Lorsque le tissu adipeux dysfonctionne, il sécrète des adipokines, qui envoient des signaux au cerveau. Chez les personnes obèses, cela perturbe le dialogue entre les organes et le cerveau, rendant le contrôle du poids difficile.

Des traitements innovants ciblant les obésités monogéniques ont vu le jour, comme le setmélanotide, approuvé en 2021. Ce traitement exploite la voie hormonale leptine-mélanocortine, clé dans la régulation du poids, en restaurant le signal de satiété au niveau cérébral par l’hypothalamus.

La faute aussi à un environnement de plus en plus « obésogène »

Notre cerveau, évolué pour survivre dans un environnement de pénurie alimentaire, réagit mal aux conditions actuelles favorisant la prise de calories. Ce phénomène complique la gestion du poids, notamment chez les individus génétiquement prédisposés à l’obésité.

L’hypothalamus, qui intègre les signaux hormonaux liés à la prise de poids, joue un rôle central dans cet équilibre. La perte de poids, perçue comme une menace, active des mécanismes défensifs qui augmentent l’appétit tout en diminuant la dépense énergétique.

Une « mémoire métabolique » pousse l’organisme à regagner le poids perdu, rendant la lutte contre l’obésité particulièrement complexe même avec une restriction calorique ou une activité physique.

Les chercheurs notent que les hypothalamus ne réagissent pas de manière uniforme. Lorsqu’il s’enflamme, par exemple lors d’un régime hypocalorique, la régulation de la faim et de la satiété peut être affectée, expliquant les variations individuelles dans la prise de poids.

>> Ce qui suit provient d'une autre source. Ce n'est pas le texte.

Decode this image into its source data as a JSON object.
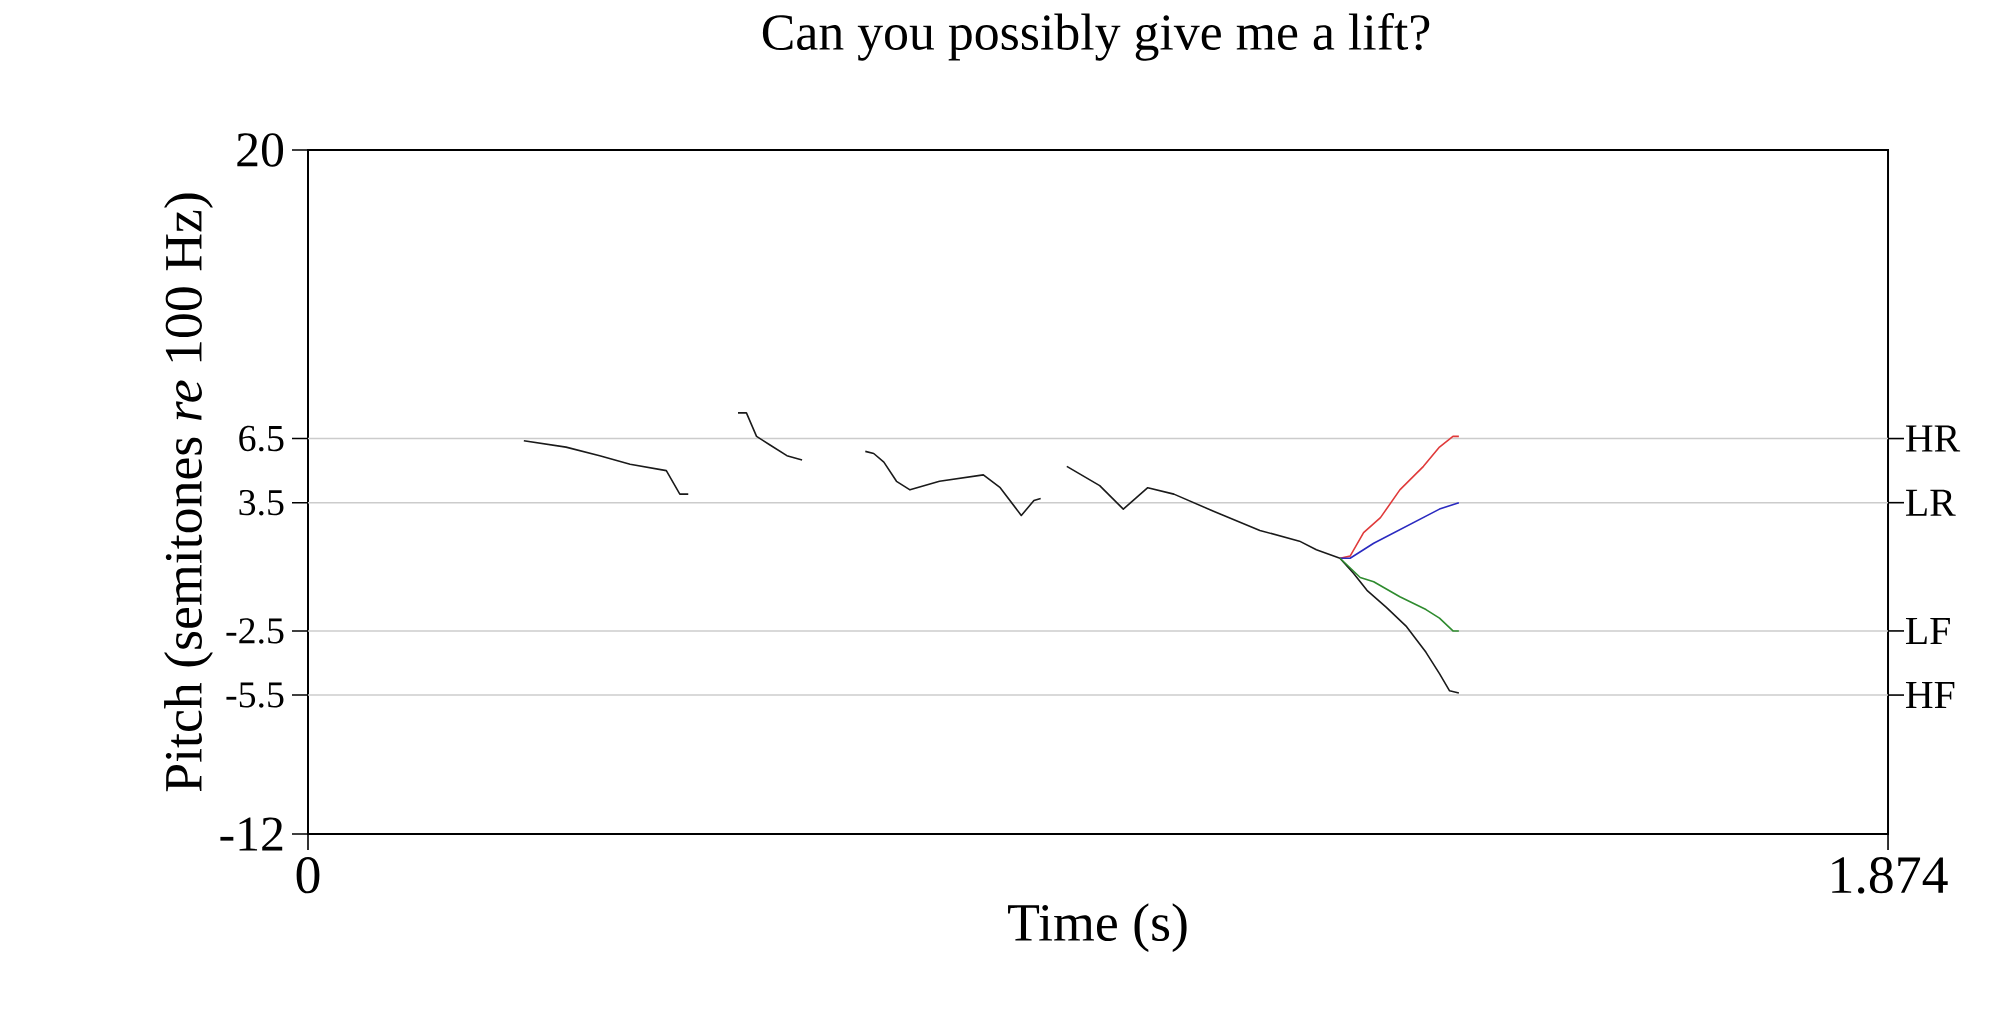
{
  "chart_data": {
    "type": "line",
    "title": "Can you possibly give me a lift?",
    "xlabel": "Time (s)",
    "ylabel": "Pitch (semitones *re* 100 Hz)",
    "xlim": [
      0,
      1.874
    ],
    "xticks": [
      0,
      1.874
    ],
    "ylim": [
      -12,
      20
    ],
    "yticks": [
      20,
      6.5,
      3.5,
      -2.5,
      -5.5,
      -12
    ],
    "ref_lines": [
      {
        "axis": "y",
        "value": 6.5,
        "label": "HR",
        "color": "#cccccc"
      },
      {
        "axis": "y",
        "value": 3.5,
        "label": "LR",
        "color": "#cccccc"
      },
      {
        "axis": "y",
        "value": -2.5,
        "label": "LF",
        "color": "#cccccc"
      },
      {
        "axis": "y",
        "value": -5.5,
        "label": "HF",
        "color": "#cccccc"
      }
    ],
    "series": [
      {
        "color": "#1a1a1a",
        "x": [
          0.256,
          0.306,
          0.346,
          0.382,
          0.425,
          0.441,
          0.451,
          0.48,
          0.51,
          0.52,
          0.532,
          0.548,
          0.568,
          0.586,
          0.62,
          0.661,
          0.671,
          0.683,
          0.698,
          0.714,
          0.749,
          0.801,
          0.821,
          0.846,
          0.861,
          0.869,
          0.88,
          0.9,
          0.939,
          0.967,
          0.996,
          1.027,
          1.074,
          1.129,
          1.176,
          1.196,
          1.224,
          1.24,
          1.256,
          1.279,
          1.303,
          1.326,
          1.342,
          1.354,
          1.365
        ],
        "values": [
          6.4,
          6.1,
          5.7,
          5.3,
          5.0,
          3.9,
          3.9,
          null,
          7.7,
          7.7,
          6.6,
          6.2,
          5.7,
          5.5,
          null,
          5.9,
          5.8,
          5.4,
          4.5,
          4.1,
          4.5,
          4.8,
          4.2,
          2.9,
          3.6,
          3.7,
          null,
          5.2,
          4.3,
          3.2,
          4.2,
          3.9,
          3.1,
          2.2,
          1.7,
          1.3,
          0.9,
          0.2,
          -0.6,
          -1.4,
          -2.3,
          -3.5,
          -4.5,
          -5.3,
          -5.4
        ]
      },
      {
        "color": "#e03a3a",
        "x": [
          1.224,
          1.236,
          1.252,
          1.272,
          1.295,
          1.323,
          1.342,
          1.358,
          1.365
        ],
        "values": [
          0.9,
          1.0,
          2.1,
          2.8,
          4.1,
          5.2,
          6.1,
          6.6,
          6.6
        ]
      },
      {
        "color": "#2a2ac0",
        "x": [
          1.224,
          1.236,
          1.264,
          1.303,
          1.342,
          1.365
        ],
        "values": [
          0.9,
          0.9,
          1.6,
          2.4,
          3.2,
          3.5
        ]
      },
      {
        "color": "#2e8b2e",
        "x": [
          1.224,
          1.248,
          1.264,
          1.295,
          1.326,
          1.342,
          1.358,
          1.365
        ],
        "values": [
          0.9,
          0.0,
          -0.2,
          -0.9,
          -1.5,
          -1.9,
          -2.5,
          -2.5
        ]
      }
    ]
  }
}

Les nouveaux « anti-obésité » agissent aussi sur le cerveau

Les recherches s’intensifient pour développer des molécules agissant spécifiquement au niveau du cerveau, comme les a-GLP-1, qui ciblent à la fois le cerveau et l’organisme. Des nanoparticules de protéines et d’autres composés sont envisagés pour transporter des traitements innovants vers des zones précises du cerveau, régulant l’appétit et l’équilibre énergétique.